Nova Scotia

Cape Breton police say emergency powers have helped with snow clearing on streets

Nova Scotia Premier Tim Houston and the mayor of Cape Breton Regional Municipality have been in a war of words over CBRM’s declaration of a local state of emergency.

But Cape Breton Regional Police say the measure has helped with street clearing efforts after a mountain of snow fell over the weekend.

Under the municipal overnight parking ban, police can only tow vehicles between 1 a.m. and 6 a.m., but under a state of emergency, vehicles can be towed any time, Const. Gary Fraser said Tuesday.

In the 48 hours after the emergency was declared, police handled 153 calls for vehicles abandoned or otherwise blocking roads, and about 20 were towed including eight overnight on Monday, he said.

“We’re still asking people to stay off the roads, allow Public Works to do their job, and more stranded cars overnight,” he said. “It’s amazing that this far into the storm, people are still out getting stuck.”

Nova Scotia Premier Tim Houston has questioned whether CBRM’s state of emergency is a publicity stunt, saying it won’t get equipment there sooner or plow a road quicker. (Jean Laroche/CBC)

On Sunday, CBRM’s mayor and councillors criticized the government for not declaring a provincewide state of emergency.

During a provincial update on Monday, Houston questioned whether CBRM’s local state of emergency was merely a publicity stunt.

“Obviously, you can fine people that are out unnecessarily on the road,” the premier said. “You can confiscate property.

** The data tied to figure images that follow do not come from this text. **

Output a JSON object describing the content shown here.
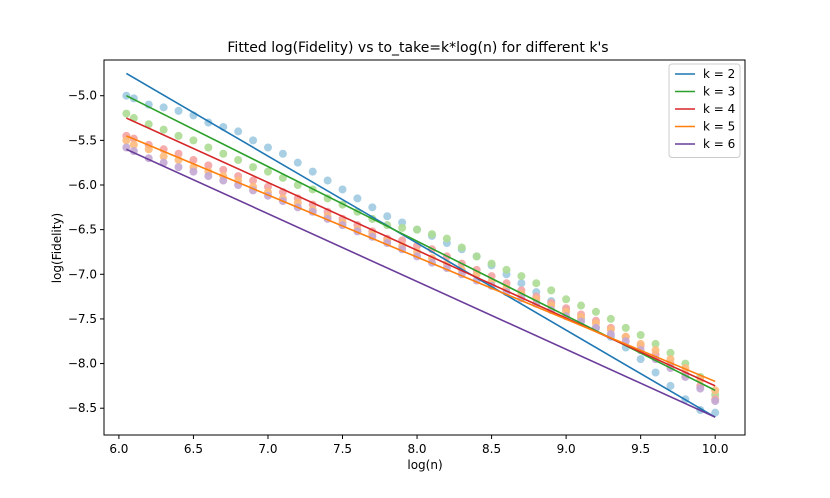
{
  "chart_data": {
    "type": "scatter",
    "title": "Fitted log(Fidelity) vs to_take=k*log(n) for different k's",
    "xlabel": "log(n)",
    "ylabel": "log(Fidelity)",
    "xlim": [
      5.9,
      10.2
    ],
    "ylim": [
      -8.8,
      -4.6
    ],
    "xticks": [
      6.0,
      6.5,
      7.0,
      7.5,
      8.0,
      8.5,
      9.0,
      9.5,
      10.0
    ],
    "xtick_labels": [
      "6.0",
      "6.5",
      "7.0",
      "7.5",
      "8.0",
      "8.5",
      "9.0",
      "9.5",
      "10.0"
    ],
    "yticks": [
      -5.0,
      -5.5,
      -6.0,
      -6.5,
      -7.0,
      -7.5,
      -8.0,
      -8.5
    ],
    "ytick_labels": [
      "−5.0",
      "−5.5",
      "−6.0",
      "−6.5",
      "−7.0",
      "−7.5",
      "−8.0",
      "−8.5"
    ],
    "x": [
      6.05,
      6.1,
      6.2,
      6.3,
      6.4,
      6.5,
      6.6,
      6.7,
      6.8,
      6.9,
      7.0,
      7.1,
      7.2,
      7.3,
      7.4,
      7.5,
      7.6,
      7.7,
      7.8,
      7.9,
      8.0,
      8.1,
      8.2,
      8.3,
      8.4,
      8.5,
      8.6,
      8.7,
      8.8,
      8.9,
      9.0,
      9.1,
      9.2,
      9.3,
      9.4,
      9.5,
      9.6,
      9.7,
      9.8,
      9.9,
      10.0
    ],
    "legend_position": "top-right",
    "series": [
      {
        "name": "k = 2",
        "color": "#1f77b4",
        "scatter_color": "#9ecae1",
        "fit": [
          [
            6.05,
            -4.75
          ],
          [
            10.0,
            -8.6
          ]
        ],
        "y": [
          -5.0,
          -5.03,
          -5.1,
          -5.13,
          -5.17,
          -5.22,
          -5.3,
          -5.35,
          -5.4,
          -5.5,
          -5.58,
          -5.65,
          -5.75,
          -5.85,
          -5.95,
          -6.05,
          -6.15,
          -6.25,
          -6.35,
          -6.42,
          -6.5,
          -6.57,
          -6.65,
          -6.72,
          -6.8,
          -6.9,
          -7.0,
          -7.1,
          -7.2,
          -7.3,
          -7.4,
          -7.5,
          -7.6,
          -7.7,
          -7.82,
          -7.95,
          -8.1,
          -8.25,
          -8.4,
          -8.52,
          -8.55
        ]
      },
      {
        "name": "k = 3",
        "color": "#2ca02c",
        "scatter_color": "#addc93",
        "fit": [
          [
            6.05,
            -5.0
          ],
          [
            10.0,
            -8.3
          ]
        ],
        "y": [
          -5.2,
          -5.25,
          -5.32,
          -5.38,
          -5.45,
          -5.5,
          -5.58,
          -5.65,
          -5.72,
          -5.8,
          -5.85,
          -5.92,
          -6.0,
          -6.05,
          -6.15,
          -6.22,
          -6.3,
          -6.38,
          -6.45,
          -6.48,
          -6.5,
          -6.55,
          -6.6,
          -6.7,
          -6.8,
          -6.88,
          -6.95,
          -7.02,
          -7.1,
          -7.18,
          -7.28,
          -7.35,
          -7.42,
          -7.5,
          -7.6,
          -7.68,
          -7.78,
          -7.88,
          -8.0,
          -8.15,
          -8.35
        ]
      },
      {
        "name": "k = 4",
        "color": "#d62728",
        "scatter_color": "#f4a3a3",
        "fit": [
          [
            6.05,
            -5.25
          ],
          [
            10.0,
            -8.25
          ]
        ],
        "y": [
          -5.45,
          -5.48,
          -5.55,
          -5.6,
          -5.65,
          -5.72,
          -5.78,
          -5.83,
          -5.9,
          -5.95,
          -6.02,
          -6.08,
          -6.15,
          -6.22,
          -6.3,
          -6.38,
          -6.45,
          -6.52,
          -6.6,
          -6.62,
          -6.68,
          -6.72,
          -6.8,
          -6.88,
          -6.95,
          -7.02,
          -7.1,
          -7.18,
          -7.25,
          -7.32,
          -7.38,
          -7.45,
          -7.52,
          -7.6,
          -7.7,
          -7.8,
          -7.9,
          -8.0,
          -8.12,
          -8.25,
          -8.4
        ]
      },
      {
        "name": "k = 5",
        "color": "#ff7f0e",
        "scatter_color": "#fdbb7d",
        "fit": [
          [
            6.05,
            -5.45
          ],
          [
            10.0,
            -8.2
          ]
        ],
        "y": [
          -5.5,
          -5.55,
          -5.6,
          -5.68,
          -5.72,
          -5.8,
          -5.85,
          -5.9,
          -5.95,
          -6.02,
          -6.08,
          -6.15,
          -6.2,
          -6.28,
          -6.35,
          -6.42,
          -6.5,
          -6.55,
          -6.62,
          -6.68,
          -6.75,
          -6.82,
          -6.88,
          -6.95,
          -7.0,
          -7.08,
          -7.15,
          -7.22,
          -7.28,
          -7.35,
          -7.42,
          -7.48,
          -7.55,
          -7.62,
          -7.7,
          -7.78,
          -7.85,
          -7.95,
          -8.05,
          -8.18,
          -8.3
        ]
      },
      {
        "name": "k = 6",
        "color": "#6a3d9a",
        "scatter_color": "#c3a9d4",
        "fit": [
          [
            6.05,
            -5.6
          ],
          [
            10.0,
            -8.6
          ]
        ],
        "y": [
          -5.58,
          -5.62,
          -5.7,
          -5.75,
          -5.8,
          -5.85,
          -5.9,
          -5.95,
          -6.0,
          -6.06,
          -6.12,
          -6.18,
          -6.25,
          -6.3,
          -6.38,
          -6.45,
          -6.52,
          -6.58,
          -6.65,
          -6.72,
          -6.8,
          -6.87,
          -6.93,
          -7.0,
          -7.07,
          -7.13,
          -7.2,
          -7.27,
          -7.33,
          -7.4,
          -7.47,
          -7.53,
          -7.6,
          -7.67,
          -7.75,
          -7.85,
          -7.95,
          -8.05,
          -8.15,
          -8.28,
          -8.42
        ]
      }
    ]
  }
}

You can enter property, but what it does not do is speed up access to equipment. It does not get a road plowed any quicker.”

However, Mayor Amanda McDougall told CBC’s Information Morning Cape Breton on Tuesday that police needed the declaration.

“We are ticketing people. We are trying to get people off of those roadways,” she said. “That is a direct authority that came from the state of local emergency.”

A woman with auburn hair and large glasses sits at a computer monitor with a Nova Scotia flag in the background.
CBRM Mayor Amanda McDougall says having police ticket and tow vehicles is a direct result of the state of emergency and it has helped crews clear streets. (Tom Ayers/CBC)

The emergency measure also gives police the authority to pull over drivers to determine why they are out on the roads. Fraser said he pulled over three vehicles himself.

“They were going for gas and groceries, so that was allowable,” he said. “I mean, they need that stuff for their snowblowers and they need food to eat, so I just sent them on their way and thanked them very much. We have to have a reason to stop a vehicle and with the state of emergency, that allowed us the reason to stop vehicles.”

Sydney was hit with 150 centimetres of snow between Friday night and Sunday night, while the storm left between 40 and 100 centimetres in other parts of the province, mostly east of Lunenburg.

Fraser said the declaration has given police the authority to help with the cleanup effort.

“It’s an aid that we use to help us get through this,” he said. “Was it necessary? I can’t say. I guess maybe the numbers at the end of the day, when this is all over, will dictate that.”

CBRM’s state of emergency expires on Sunday, unless council lifts it sooner.

To extend it, they would need permission from the province.